Уверенности Всеволоду Николаевичу прибавлял лежавший в кармане галифе браунинг. После нападения на «Сумитомо-Бакелит» советских инженеров вооружили старенькими, но надежными и компактными «Браунингами №1». Однако инженер все же подавил желание сунуть руку в карман, решив, что успеет и без предварительной подготовки…
Быстрых взглядов, которыми обменялись визитеры он не заметил, так как те тут же возобновили свои поклоны. Впрочем, на сей раз якудза закончили выражать почтение куда скорее...
- Почтенный господин, вы одержали верх в поединке, в котором наш прошлый недостойный старший начальник напал на безоружного. Но вы показали ему, что оружием может стать все, что есть под рукой. И потому братья, после многих раздумий, просят вас, почтенный господин, принять нас под свое мудрое управление, – рассудительно заявил второй.

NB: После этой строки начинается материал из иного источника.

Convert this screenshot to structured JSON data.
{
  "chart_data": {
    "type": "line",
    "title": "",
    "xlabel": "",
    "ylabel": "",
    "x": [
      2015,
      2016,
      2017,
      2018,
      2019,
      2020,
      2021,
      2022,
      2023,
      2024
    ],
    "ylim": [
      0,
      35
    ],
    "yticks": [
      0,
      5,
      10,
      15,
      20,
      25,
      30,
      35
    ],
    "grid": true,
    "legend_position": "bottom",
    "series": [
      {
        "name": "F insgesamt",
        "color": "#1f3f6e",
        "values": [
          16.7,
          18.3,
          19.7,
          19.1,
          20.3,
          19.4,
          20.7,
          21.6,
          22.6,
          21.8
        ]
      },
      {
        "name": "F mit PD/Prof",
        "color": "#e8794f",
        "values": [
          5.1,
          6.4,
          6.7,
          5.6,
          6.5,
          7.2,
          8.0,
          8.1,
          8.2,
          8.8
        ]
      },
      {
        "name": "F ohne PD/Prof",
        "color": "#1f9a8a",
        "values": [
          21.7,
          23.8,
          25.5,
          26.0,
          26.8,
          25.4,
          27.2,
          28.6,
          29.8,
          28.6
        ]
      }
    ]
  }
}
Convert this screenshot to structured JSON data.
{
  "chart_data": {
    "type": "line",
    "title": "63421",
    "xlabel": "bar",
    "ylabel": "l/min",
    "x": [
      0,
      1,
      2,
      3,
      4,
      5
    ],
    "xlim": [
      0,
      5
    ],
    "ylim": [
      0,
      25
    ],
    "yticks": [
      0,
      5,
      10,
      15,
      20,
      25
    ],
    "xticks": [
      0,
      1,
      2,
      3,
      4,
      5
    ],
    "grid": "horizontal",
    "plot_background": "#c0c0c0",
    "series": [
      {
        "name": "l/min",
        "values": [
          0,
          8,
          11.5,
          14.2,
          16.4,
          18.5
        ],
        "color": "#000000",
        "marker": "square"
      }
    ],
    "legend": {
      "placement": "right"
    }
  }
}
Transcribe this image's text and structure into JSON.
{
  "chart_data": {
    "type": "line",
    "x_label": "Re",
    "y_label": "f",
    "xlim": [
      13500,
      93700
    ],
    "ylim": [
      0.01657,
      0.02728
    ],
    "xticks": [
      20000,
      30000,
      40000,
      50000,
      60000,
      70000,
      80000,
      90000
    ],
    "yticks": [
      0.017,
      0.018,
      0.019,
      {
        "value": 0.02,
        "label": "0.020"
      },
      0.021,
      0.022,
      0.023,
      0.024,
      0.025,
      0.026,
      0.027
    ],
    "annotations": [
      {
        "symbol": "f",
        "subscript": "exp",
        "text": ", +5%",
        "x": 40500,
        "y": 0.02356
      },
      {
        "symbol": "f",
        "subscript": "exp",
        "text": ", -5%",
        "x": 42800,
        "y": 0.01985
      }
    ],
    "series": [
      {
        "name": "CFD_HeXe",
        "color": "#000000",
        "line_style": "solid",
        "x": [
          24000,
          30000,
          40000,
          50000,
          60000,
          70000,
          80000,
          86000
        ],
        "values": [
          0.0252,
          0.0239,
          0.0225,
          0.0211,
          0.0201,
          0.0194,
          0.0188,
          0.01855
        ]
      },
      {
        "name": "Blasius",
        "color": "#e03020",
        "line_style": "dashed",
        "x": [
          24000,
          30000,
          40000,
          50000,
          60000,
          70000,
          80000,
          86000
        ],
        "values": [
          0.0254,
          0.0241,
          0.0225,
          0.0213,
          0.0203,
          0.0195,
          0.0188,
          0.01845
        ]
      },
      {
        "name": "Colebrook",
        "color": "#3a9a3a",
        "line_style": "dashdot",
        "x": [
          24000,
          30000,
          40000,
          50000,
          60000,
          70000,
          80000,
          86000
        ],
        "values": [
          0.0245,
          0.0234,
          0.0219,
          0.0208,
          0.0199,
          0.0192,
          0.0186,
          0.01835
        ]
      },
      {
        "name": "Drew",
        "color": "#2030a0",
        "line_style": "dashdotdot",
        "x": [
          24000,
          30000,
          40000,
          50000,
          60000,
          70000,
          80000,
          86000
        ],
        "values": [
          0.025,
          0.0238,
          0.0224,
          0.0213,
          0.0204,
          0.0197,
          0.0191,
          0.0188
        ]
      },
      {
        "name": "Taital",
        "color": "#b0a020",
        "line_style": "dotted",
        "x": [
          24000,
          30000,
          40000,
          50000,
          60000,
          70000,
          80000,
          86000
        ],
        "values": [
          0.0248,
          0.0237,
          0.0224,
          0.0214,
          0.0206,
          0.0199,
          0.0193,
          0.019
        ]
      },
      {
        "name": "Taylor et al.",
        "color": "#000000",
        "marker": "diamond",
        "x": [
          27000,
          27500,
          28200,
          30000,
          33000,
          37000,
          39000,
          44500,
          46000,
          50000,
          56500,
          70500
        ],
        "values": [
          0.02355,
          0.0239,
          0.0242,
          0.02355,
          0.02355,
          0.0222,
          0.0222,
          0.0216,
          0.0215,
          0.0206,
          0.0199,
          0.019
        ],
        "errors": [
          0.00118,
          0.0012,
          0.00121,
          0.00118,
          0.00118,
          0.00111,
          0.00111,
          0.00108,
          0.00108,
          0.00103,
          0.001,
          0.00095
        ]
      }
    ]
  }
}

Его выговор и тон выглядели вопиющим диссонансом с выражением лица, более приставшего грузчику или темному крестьянину из глухой деревни. «Впрочем, – подумал Волков – мне не один раз приходилось видеть несоответствие внешности и разума». Он вспомнил одного из лучших начальников, которого встречал в своей жизни: умного, тактичного, проницательного, с великолепно развитой технической и научной интуицией и при всем этом – внешностью тупого убийцы. «Однако, отвечать надо, а что? Интересно девки пляшут: я – глава якудзы! Не-е-ет, так не пойдет…» Инженер жестом пригласил незваных гостей в комнату, одновременно вспоминая старый фильм: «Такие вопросы, дорогой посол, с кондачка не решаются. Нам надо посоветоваться с товарищами… Зайдите на недельке»[3].